Decomposing total sum of squares

Question

Consider the general linear regression model: $$y_i = \beta_0 + \beta_1x_{i1} + \beta_2x_{i2} + \cdots + \beta_px_{ip} + \epsilon_i = \mathbf{x}_i^t \beta + \epsilon_i$$

where $\textbf{x}_i = (1,x_{i1},x_{i2},\cdots,x_{ip})^T$, $\beta=(\beta_0,\beta_1,\cdots,\beta_p)^T$ and $\epsilon_i$ are iid N(0,$\sigma^2$).

I would like to see a complete proof of the following identity from first principles: $$\sum_{i=1}^n(y_i - \bar{y})^2 = \sum_{i=1}^n(\hat{y}_i - \bar{y})^2 + \sum_{i=1}^n(y_i - \hat{y}_i)^2$$ where $\hat{y}_i= \mathbf{x}_i^t \hat{\beta} $ ($\hat{\beta}$ is the least square estimator, $\bar{y}$ ia the sample mean of $y_i$).

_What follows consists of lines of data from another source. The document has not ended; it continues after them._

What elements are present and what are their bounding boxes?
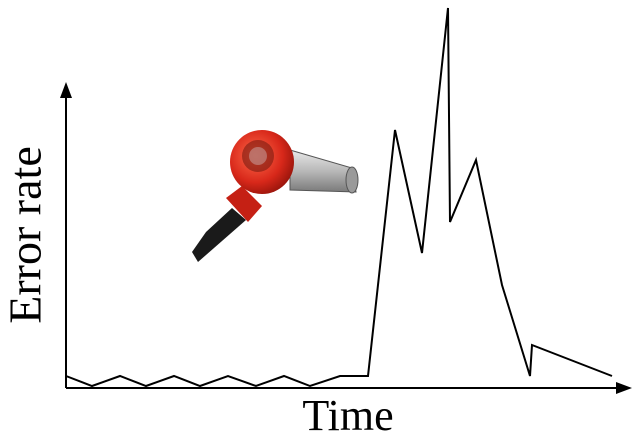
heat-gun-image <box>192 130 358 262</box>
x-axis-label: Time <box>302 391 393 438</box>
y-axis-arrow <box>60 82 72 98</box>
y-axis-label: Error rate <box>0 146 51 324</box>
error-trace <box>66 8 612 386</box>
x-axis-arrow <box>616 382 632 394</box>
diagram: Error rate Time <box>0 0 632 438</box>
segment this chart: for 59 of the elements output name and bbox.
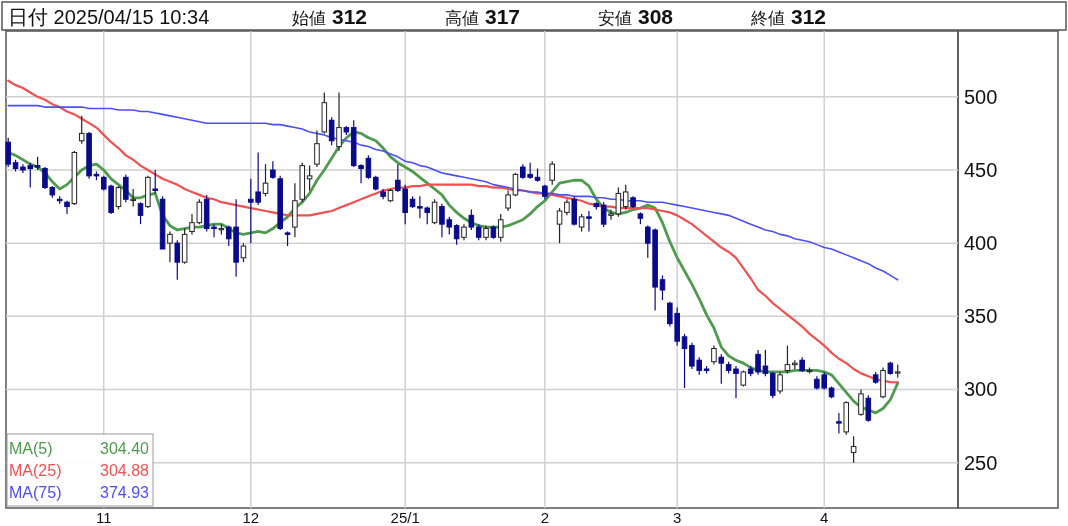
y-tick-label: 250 bbox=[964, 451, 998, 474]
candlestick bbox=[711, 344, 717, 366]
candlestick bbox=[5, 137, 11, 168]
candlestick bbox=[468, 208, 475, 231]
x-tick-label: 11 bbox=[95, 509, 112, 526]
candlestick bbox=[622, 184, 629, 211]
candlestick bbox=[836, 412, 842, 434]
candlestick bbox=[505, 189, 511, 212]
candlestick bbox=[556, 207, 563, 244]
text: MA(75) bbox=[9, 484, 62, 501]
candlestick bbox=[262, 163, 269, 197]
y-tick-label: 400 bbox=[964, 232, 998, 255]
candlestick bbox=[431, 198, 438, 225]
candlestick bbox=[858, 388, 864, 417]
x-tick-label: 25/1 bbox=[390, 509, 420, 526]
candlestick bbox=[174, 239, 181, 281]
candlestick bbox=[328, 116, 335, 146]
candlestick bbox=[681, 333, 688, 389]
candlestick bbox=[865, 394, 872, 423]
candlestick bbox=[78, 115, 85, 145]
x-tick-label: 12 bbox=[242, 509, 260, 526]
candlestick bbox=[167, 230, 173, 263]
candlestick bbox=[784, 344, 791, 374]
candlestick bbox=[336, 91, 342, 152]
candlestick bbox=[314, 129, 320, 168]
x-tick-label: 3 bbox=[673, 509, 682, 526]
candlestick bbox=[769, 371, 776, 399]
x-tick-label: 2 bbox=[540, 509, 550, 526]
candlestick bbox=[123, 173, 129, 203]
text: 終値 312 bbox=[750, 5, 827, 28]
candlestick bbox=[850, 435, 857, 464]
candlestick bbox=[549, 160, 555, 186]
candlestick bbox=[64, 200, 70, 215]
annotation: 304.40 bbox=[100, 440, 150, 457]
candlestick bbox=[718, 353, 725, 385]
candlestick bbox=[586, 210, 592, 233]
text: 安値 308 bbox=[598, 5, 674, 28]
candlestick bbox=[152, 169, 159, 195]
annotation: 304.88 bbox=[100, 462, 150, 479]
x-tick-label: 4 bbox=[820, 509, 829, 526]
text: 始値 312 bbox=[292, 5, 368, 28]
y-tick-label: 500 bbox=[964, 85, 998, 108]
candlestick bbox=[600, 201, 607, 228]
text: 高値 317 bbox=[445, 5, 521, 28]
y-tick-label: 300 bbox=[964, 378, 998, 401]
candlestick bbox=[137, 201, 144, 225]
text: MA(25) bbox=[9, 462, 62, 479]
y-tick-label: 450 bbox=[964, 159, 998, 181]
candlestick bbox=[306, 165, 313, 192]
candlestick bbox=[115, 185, 122, 211]
annotation: 374.93 bbox=[100, 484, 150, 501]
text: MA(5) bbox=[9, 440, 53, 457]
candlestick bbox=[453, 223, 460, 246]
y-tick-label: 350 bbox=[964, 305, 998, 328]
chart-title: 日付 2025/04/15 10:34 bbox=[8, 6, 210, 28]
candlestick bbox=[777, 371, 783, 395]
candlestick bbox=[240, 242, 247, 263]
candlestick bbox=[659, 274, 666, 301]
candlestick bbox=[497, 213, 504, 243]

I know that the two terms on the right can be obtained by subtracting and adding $\hat{y}_i$ on the left side. But this introduces a "cross term": $$\sum_{i=1}^n2(\hat{y}_i - \bar{y})(y_i - \hat{y}_i)$$

Many texts claim that this is zero, but I have not seen a general proof of this statement. How can this be shown?

Answer 1

Split like so:

$=\sum_{i=1}^n \hat{y}_i (y_i -\hat{y}_i)-\bar{y} \sum_{i=1}^n (y_i - \hat{y}_i) $

$=\sum_{i=1}^n \hat{y}_i e_i -\bar{y} \sum_{i=1}^n e_i $

(where $e_i$ is the $i$-th residual)

$=\sum_{i=1}^n \hat{y}_i e_i$

Can you do it from there?